Bess saw by the set of his mouth that an excellent chance existed the earl meant to do just that, and she clutched at his hand.
He did something then, very sensual, very provocative, something that made her heart race. With his left hand he held her hand up and out a bit as they waltzed, as was the custom, but then he brought it to his chest and clutched it there at his heart.
This simple act turned her knees into porridge. This simple, sensual move made her stare into his blues, and she felt the excitement rush from his eyes into hers, scurry through her body. She knew a moment when she wanted to purse her lips, right there in the ballroom, right there in front of the world.
She cleared her throat as she sought for control of herself and stammered, “You must not.”
“Och, lass, but I must,” he said on a low-throttled growl, and at that moment she wasn’t sure of his meaning.
She needed to think of something else. She turned the subject back to Bernard Holland. “I believe I am being fanciful, and I am certain he is nothing but a harmless dandy … yet I have this ‘feeling’, if you will, that something horrible is going on, something to do with that Gypsy.”
“Aye, I agree that while he appears no more than a foppish fellow, there is more to him,” the earl said, glancing away from her to glare at Holland, who turned away and began conversing with the woman at his elbow.
“We, no doubt, are attributing sinister character to the fellow, simply because we do not like him. It is probably not fair,” Bess suggested doubtfully.
“Ye doona believe that,” he said, and as the waltz had ended, he led her off the dance floor and towards Donna and Robby.
Fleet came up to them at that moment and pointed with a show of his chin. “See that fellow there … Mary Russell’s cousin. Havey cavey fellow.”
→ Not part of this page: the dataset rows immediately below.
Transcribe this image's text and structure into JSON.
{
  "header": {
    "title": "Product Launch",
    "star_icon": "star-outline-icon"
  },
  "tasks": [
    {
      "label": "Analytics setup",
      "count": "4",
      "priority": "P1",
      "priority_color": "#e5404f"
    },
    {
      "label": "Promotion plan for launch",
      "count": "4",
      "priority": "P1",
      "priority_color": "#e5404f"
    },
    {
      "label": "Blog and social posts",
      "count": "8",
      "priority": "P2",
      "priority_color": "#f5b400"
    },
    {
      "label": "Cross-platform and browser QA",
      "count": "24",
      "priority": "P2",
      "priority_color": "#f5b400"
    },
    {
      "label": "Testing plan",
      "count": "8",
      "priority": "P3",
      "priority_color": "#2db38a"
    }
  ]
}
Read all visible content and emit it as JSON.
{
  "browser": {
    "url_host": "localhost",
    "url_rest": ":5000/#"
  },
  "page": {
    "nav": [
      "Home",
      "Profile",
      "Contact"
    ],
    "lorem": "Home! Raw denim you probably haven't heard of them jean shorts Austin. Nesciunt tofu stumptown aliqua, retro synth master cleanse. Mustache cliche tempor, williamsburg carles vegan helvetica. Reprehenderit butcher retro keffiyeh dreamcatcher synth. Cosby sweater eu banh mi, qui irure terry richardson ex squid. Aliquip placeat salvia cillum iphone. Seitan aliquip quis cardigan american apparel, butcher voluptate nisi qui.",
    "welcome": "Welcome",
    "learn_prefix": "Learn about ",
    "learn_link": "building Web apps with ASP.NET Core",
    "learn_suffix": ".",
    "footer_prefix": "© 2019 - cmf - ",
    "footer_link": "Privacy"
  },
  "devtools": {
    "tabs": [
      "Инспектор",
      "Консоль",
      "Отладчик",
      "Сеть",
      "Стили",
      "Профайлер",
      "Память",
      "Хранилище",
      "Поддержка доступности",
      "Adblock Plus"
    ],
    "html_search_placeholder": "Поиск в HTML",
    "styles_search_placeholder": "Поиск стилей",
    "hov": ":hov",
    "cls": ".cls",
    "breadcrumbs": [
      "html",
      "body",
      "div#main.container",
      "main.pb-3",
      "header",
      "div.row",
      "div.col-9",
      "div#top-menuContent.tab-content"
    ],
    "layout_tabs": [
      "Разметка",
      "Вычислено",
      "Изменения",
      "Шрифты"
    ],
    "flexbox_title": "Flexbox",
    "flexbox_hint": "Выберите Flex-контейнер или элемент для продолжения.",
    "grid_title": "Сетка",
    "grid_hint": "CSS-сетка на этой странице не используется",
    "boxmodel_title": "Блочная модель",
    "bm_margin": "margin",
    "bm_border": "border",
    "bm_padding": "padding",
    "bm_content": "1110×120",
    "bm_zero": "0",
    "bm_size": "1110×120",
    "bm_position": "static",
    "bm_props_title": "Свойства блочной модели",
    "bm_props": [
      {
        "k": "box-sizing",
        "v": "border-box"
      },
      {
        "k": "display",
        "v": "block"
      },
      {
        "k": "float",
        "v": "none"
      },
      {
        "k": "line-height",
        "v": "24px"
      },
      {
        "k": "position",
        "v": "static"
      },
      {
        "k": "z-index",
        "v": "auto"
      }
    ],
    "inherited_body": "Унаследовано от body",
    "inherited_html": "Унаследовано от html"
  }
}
“Really, Fleet, we were just saying much the same. Why do you say that?” Bess asked curiously, as she watched the earl walk towards a newcomer.
At that moment the woman turned, and Bess sucked in air. She was beautiful. Bess heard someone whisper her name—she was the Lady Sonhurst.
Bess’s heart took a shot straight through, and when the shot exited her back, it made a turn and came through her heart again. How could she compete with that woman?